OS CONTOS DE BEEDLE, O BARDO




COMENTÁRIOS DE ALVO DUMBLEDORE SOBRE
“O bruxo e o caldeirão saltitante”


UM VELHO BRUXO GENEROSO resolve dar uma lição ao filho insensível, apresentando-lhe uma amostra do sofrimento dos trouxas locais. Desperta assim a consciência do jovem mago, que concorda em usar sua magia em benefício dos vizinhos não-mágicos. A primeira vista, uma fábula simples e comovente, e ao crer nisso, a pessoa se revelaria uma pobre inocente.
Uma história pró-trouxas, retratando um pai que ama os trouxas e é superior em magia a um filho que os detesta? É no mínimo surpreendente que qualquer cópia da versão original desse conto tenha sobrevivido às chamas a que frequentemente foi lançada. Beedle estava fora de sintonia com seu tempo ao pregar uma mensagem de amor fraternal aos trouxas.
No início do século XV, a perseguição de bruxos se intensificava por toda a Europa. Muitos na comunidade mágica achavam, com toda a razão, que se oferecer para lançar um feitiço no porco doente do vizinho trouxa equivalia a se oferecer para buscar lenha para sua pira [1]. “Que os trouxas se arranjem sozinhos!”, bradavam os bruxos ao mesmo tempo em que se afastavam cada vez mais dos seus irmãos não-mágicos, um movimento que culminou no Código Internacional de Sigilo em Magia, em 1689, data em que eles entraram por livre e espontânea vontade na clandestinidade.

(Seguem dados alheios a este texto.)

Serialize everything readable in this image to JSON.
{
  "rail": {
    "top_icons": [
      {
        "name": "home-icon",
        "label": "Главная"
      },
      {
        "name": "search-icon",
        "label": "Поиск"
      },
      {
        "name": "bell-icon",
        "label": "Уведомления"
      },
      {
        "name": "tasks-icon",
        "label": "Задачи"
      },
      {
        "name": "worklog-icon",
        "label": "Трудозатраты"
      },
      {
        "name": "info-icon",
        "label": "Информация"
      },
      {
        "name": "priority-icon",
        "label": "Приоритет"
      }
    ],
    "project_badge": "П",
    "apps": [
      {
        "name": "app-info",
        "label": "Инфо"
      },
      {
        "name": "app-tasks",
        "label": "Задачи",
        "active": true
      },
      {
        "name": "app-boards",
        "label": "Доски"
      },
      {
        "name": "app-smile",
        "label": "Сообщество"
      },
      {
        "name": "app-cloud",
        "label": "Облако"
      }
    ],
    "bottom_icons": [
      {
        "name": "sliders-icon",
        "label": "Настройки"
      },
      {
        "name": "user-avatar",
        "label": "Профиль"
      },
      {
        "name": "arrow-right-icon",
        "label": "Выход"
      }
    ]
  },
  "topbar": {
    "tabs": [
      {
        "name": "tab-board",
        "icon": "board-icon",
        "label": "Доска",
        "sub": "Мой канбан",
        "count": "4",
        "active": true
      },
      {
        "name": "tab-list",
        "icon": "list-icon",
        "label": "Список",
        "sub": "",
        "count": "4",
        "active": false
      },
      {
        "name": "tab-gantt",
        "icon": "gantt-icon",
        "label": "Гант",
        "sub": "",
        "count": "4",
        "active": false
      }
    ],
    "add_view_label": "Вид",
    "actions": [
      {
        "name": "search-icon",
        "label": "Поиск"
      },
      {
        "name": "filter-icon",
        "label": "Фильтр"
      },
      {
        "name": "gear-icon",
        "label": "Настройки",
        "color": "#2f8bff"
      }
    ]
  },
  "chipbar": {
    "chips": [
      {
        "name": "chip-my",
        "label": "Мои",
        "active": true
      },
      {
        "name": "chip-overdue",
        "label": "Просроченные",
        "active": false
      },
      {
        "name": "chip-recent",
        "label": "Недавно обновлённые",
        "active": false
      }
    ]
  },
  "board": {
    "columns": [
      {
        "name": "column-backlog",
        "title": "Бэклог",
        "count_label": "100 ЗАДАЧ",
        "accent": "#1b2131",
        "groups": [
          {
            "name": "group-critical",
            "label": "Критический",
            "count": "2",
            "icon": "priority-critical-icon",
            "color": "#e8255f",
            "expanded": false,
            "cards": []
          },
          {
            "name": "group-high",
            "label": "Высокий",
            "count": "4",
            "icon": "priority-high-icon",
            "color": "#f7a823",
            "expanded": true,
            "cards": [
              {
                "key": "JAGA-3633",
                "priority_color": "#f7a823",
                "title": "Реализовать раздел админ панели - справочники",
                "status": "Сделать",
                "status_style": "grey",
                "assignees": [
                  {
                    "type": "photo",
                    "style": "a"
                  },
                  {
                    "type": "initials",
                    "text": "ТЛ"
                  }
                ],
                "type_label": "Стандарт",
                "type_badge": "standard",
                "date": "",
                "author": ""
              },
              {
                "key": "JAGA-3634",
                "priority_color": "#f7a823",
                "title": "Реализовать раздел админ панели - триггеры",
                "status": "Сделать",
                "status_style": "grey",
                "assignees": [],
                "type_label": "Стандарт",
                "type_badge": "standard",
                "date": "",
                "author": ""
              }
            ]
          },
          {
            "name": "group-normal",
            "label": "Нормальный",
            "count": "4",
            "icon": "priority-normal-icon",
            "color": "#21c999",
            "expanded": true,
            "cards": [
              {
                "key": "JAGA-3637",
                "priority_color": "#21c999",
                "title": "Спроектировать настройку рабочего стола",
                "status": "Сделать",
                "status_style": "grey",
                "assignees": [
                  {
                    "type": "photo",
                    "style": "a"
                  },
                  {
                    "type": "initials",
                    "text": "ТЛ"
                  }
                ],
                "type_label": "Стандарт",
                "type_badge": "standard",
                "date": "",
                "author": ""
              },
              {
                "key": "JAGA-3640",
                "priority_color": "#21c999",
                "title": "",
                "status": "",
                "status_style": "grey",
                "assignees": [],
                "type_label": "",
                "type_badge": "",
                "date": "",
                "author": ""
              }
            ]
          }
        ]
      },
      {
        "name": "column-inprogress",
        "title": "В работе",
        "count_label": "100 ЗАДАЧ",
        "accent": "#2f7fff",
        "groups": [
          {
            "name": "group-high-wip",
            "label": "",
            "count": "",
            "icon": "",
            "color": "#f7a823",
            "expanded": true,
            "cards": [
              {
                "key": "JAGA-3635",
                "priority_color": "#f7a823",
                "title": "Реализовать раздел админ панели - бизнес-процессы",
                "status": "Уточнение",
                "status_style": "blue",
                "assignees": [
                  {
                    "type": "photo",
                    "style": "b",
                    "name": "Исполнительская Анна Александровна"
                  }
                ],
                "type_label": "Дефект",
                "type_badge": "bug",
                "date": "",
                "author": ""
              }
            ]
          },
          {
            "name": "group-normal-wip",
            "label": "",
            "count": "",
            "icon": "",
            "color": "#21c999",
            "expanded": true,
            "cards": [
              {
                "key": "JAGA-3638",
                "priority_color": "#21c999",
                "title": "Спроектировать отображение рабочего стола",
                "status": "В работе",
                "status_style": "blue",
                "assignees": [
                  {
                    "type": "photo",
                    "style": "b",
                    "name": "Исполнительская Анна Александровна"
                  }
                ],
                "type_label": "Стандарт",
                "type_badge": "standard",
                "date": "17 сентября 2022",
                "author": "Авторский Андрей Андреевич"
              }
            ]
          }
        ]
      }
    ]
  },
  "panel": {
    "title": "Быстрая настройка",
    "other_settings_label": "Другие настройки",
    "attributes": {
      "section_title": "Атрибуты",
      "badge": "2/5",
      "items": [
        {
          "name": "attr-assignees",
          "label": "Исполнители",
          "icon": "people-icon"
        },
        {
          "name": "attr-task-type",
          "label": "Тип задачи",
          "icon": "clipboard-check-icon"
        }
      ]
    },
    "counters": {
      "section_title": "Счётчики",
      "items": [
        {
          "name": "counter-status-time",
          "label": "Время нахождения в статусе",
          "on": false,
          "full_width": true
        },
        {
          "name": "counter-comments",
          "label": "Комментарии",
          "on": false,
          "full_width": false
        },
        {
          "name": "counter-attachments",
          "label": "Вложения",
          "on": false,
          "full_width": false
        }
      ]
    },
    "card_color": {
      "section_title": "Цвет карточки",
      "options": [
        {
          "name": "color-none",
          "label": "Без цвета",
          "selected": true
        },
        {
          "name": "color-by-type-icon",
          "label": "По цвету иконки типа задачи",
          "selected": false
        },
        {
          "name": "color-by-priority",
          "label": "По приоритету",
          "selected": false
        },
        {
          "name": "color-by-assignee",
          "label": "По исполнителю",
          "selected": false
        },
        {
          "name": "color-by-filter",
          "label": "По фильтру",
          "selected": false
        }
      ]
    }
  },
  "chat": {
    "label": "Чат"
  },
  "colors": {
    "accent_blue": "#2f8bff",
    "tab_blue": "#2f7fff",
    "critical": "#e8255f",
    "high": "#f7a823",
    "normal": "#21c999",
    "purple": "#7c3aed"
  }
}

[1] É verdade que os bruxos e bruxas legítimos tinham razoável experiência em escapar da fogueira, do cepo e da forca (ver meus comentários sobre Lisette de Lapin nas notas sobre “Babbitty, a Coelha, e seu Toco Gargalhante”). Contudo, ocorreram de fato numerosas mortes: Sir Nicholas de Mimsy-Porpington (em vida, um bruxo na corte real e, na morte, o fantasma da Torre da Grifinória) revê sua varinha confiscada antes de ser trancado em uma masmorra, e assim ficou impedido de usar magia para fugir à sua execução. E as famílias bruxas eram particularmente sujeitas a perder membros mais jovens, cuja inabilidade para controlar seus poderes mágicos os tornava conspícuos e vulneráveis aos caçadores de bruxos.

Contudo, sendo as crianças como são, o grotesco caldeirão saltitante cativou sua imaginação. A solução foi eliminar a moral pró-trouxa, mas preservar o caldeirão verruguento, e, já na metade do século XVI, uma nova versão do conto circulava amplamente entre as famílias bruxas. Na história revista, o caldeirão saltitante protege um inocente bruxo dos seus vizinhos armados de archotes, afugentando-os de sua cabana, capturando-os e engolindo-os inteiros. No final da história, quando a panela já consumiu a maioria dos vizinhos, o bruxo obtém, dos poucos aldeões que restaram, a promessa de que o deixarão praticar sua magia em paz. Em troca, ele instrui a panela a devolver as vítimas, que são devidamente arrotadas de suas profundezas, ligeiramente estropiadas. Até hoje, algumas crianças bruxas ouvem apenas esta versão revista contada por seus pais (em geral antitrouxas), e a original, se e quando a lêem, é uma grande surpresa.
Conforme sugeri anteriormente, no entanto, o sentimento pró-trouxa não foi a única razão pela qual “O Bruxo e o Caldeirão Saltitante” atraiu indignação.
À medida que a caça aos bruxos se encarniçava, as famílias bruxas começaram a levar vidas duplas, usando Feitiços de Ocultação para proteger a si mesmas. Por volta do século XVII, qualquer bruxo, homem ou mulher, que confraternizasse com trouxas se tornava suspeito, e até marginalizado em sua própria comunidade. Entre os muitos insultos lançados contra os pró-trouxas (os sugestivos epítetos de “chafurdeiro”, “lambe-bosta” e “baba-ralé” datam desse período), havia a acusação de praticarem uma magia ineficaz ou inferior.
Bruxos influentes da época, como Bruto Malfoy, editor de Feitiçaria Aguerrida, um periódico anti-trouxa, perpetuou o estereótipo de que um bruxo amante de trouxas era tão mágico quanto um bruxo abortado [2].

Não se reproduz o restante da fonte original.